3) Injury in training usually results from a requirement of standing on a modality rather than the exercise itself. For example, twisting the ankle trying to stand on a Bosu ball will be a higher risk than the squats that are performed on the ball.

4) Strength already requires balance. Let's analyze this in an extreme case: If someone can squat 600 pounds, what is the likelihood of poor coordination? I am willing to bet he/she will have no problem staying on any apparatus simply because of the strength they have developed. On the flip side, how many people solely engaged in balancing modalities will be capable of squatting anywhere near 600 pounds? The fallacy of putting balance in front of strength training greatly limits both outcomes, and that is because being strong already requires balance through proper motor unit recruitment.

You can also check out my opinion about "functional training" related to resistance training.

Including days of strength training will not only make you feel better, you will also reduce your chances of Sarcopenia and other effects due to the age related muscle loss!

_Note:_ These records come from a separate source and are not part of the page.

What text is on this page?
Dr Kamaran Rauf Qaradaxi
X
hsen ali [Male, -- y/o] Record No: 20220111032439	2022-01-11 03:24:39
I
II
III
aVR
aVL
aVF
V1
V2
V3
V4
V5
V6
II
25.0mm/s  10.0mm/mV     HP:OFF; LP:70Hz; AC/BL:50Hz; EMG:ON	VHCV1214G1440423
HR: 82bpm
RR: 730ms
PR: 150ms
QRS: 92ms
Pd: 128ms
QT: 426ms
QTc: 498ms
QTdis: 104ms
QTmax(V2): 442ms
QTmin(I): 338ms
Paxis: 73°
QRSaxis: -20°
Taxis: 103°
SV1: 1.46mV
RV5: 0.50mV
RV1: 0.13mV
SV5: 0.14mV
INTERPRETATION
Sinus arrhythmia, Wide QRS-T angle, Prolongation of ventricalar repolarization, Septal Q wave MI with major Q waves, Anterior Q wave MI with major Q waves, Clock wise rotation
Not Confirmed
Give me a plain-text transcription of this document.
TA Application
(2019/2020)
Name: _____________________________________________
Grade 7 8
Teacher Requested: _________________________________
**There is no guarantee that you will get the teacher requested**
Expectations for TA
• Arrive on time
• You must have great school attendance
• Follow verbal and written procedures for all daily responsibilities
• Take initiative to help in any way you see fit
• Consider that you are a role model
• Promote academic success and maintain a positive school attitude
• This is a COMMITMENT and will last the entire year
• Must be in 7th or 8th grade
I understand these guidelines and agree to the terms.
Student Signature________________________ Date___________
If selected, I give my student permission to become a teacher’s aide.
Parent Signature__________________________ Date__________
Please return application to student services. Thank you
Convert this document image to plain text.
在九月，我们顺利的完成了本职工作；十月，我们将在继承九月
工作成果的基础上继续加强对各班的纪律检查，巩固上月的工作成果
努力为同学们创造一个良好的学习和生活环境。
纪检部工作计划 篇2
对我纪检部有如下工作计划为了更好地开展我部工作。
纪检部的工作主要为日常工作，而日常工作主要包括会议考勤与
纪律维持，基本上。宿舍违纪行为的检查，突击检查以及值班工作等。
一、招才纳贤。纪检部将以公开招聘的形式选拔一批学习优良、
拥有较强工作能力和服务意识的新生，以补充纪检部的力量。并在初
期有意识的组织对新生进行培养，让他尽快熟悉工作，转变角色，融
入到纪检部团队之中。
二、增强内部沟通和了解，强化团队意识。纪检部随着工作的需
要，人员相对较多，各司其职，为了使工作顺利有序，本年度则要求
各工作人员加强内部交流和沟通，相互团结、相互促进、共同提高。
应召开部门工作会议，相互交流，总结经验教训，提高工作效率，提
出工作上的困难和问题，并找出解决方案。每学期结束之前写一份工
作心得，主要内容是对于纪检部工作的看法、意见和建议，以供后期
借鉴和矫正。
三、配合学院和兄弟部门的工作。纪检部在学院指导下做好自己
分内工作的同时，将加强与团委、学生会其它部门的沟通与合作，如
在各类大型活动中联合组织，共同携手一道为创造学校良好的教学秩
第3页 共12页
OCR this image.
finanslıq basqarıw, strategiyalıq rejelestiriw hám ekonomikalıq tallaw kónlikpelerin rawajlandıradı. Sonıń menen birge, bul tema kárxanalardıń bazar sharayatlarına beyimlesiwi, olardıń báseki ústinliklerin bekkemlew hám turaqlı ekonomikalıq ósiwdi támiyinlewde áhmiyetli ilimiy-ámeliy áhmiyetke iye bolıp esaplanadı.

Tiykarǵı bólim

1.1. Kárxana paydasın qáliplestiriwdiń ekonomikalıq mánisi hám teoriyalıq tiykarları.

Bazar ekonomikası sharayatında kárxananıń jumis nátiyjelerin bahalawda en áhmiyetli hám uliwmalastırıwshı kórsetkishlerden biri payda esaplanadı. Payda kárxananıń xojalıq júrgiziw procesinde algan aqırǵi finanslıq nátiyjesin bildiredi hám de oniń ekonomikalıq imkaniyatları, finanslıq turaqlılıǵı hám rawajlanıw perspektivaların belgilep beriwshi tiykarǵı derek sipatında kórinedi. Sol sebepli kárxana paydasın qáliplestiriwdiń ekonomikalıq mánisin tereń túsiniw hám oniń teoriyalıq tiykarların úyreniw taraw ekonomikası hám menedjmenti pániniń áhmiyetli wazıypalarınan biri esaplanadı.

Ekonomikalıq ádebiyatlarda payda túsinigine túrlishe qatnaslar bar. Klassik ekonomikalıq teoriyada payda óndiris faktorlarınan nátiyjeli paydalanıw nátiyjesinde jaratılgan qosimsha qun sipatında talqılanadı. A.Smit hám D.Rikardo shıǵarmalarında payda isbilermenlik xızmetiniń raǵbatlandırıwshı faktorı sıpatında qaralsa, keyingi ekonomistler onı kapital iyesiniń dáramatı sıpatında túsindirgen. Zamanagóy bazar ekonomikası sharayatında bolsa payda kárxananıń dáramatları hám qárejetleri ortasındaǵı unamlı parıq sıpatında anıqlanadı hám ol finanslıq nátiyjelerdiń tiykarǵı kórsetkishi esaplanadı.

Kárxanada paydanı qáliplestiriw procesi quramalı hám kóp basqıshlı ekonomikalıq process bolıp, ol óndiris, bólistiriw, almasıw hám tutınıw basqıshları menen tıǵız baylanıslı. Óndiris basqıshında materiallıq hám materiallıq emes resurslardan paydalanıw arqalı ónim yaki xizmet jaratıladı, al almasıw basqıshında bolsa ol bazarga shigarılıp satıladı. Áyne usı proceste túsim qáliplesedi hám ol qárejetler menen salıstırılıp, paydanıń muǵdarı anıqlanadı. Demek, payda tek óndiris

1. Fragala, MS, Cadore, EL, Dorgo, S, Izquierdo, M, Kraemer, William, J, Peterson, MD, and Ryan, ED. Resistance Training for Older Adults: Position Statement From the National Strength and Conditioning Association. Journal of Strength and Conditioning Research, 2019, 33(8), 2019-2052.

2. Aagaard, P, Suetta, C, Caserotti, P, Magnusson, SP, and Kjær, M. Role of the nervous system in sarcopenia and muscle atrophy with aging: strength training as a countermeasure. Scandinavian Journal of Medicine & Science in Sports. 2010;20(1), 49-64.

3. Dodds, RM, Granic, A, Robinson, SM, and Sayer, AA. Sarcopenia, long‐term conditions, and multimorbidity: findings from UK Biobank participants. Journal of Cachexia, Sarcopenia and Muscle. 2019.

4. EVANS WJ. Reversing sarcopenia: how weight training can build strength and vitality. Geriatrics. 1996;51(5):46-54.

5. Marcell, T, Hawkins, S, & Wiswell, R. Leg strength declines with advancing age despite habitual endurance exercise in active older adults. Journal of Strength and Conditioning Research, 2014, 28(2), 504–513.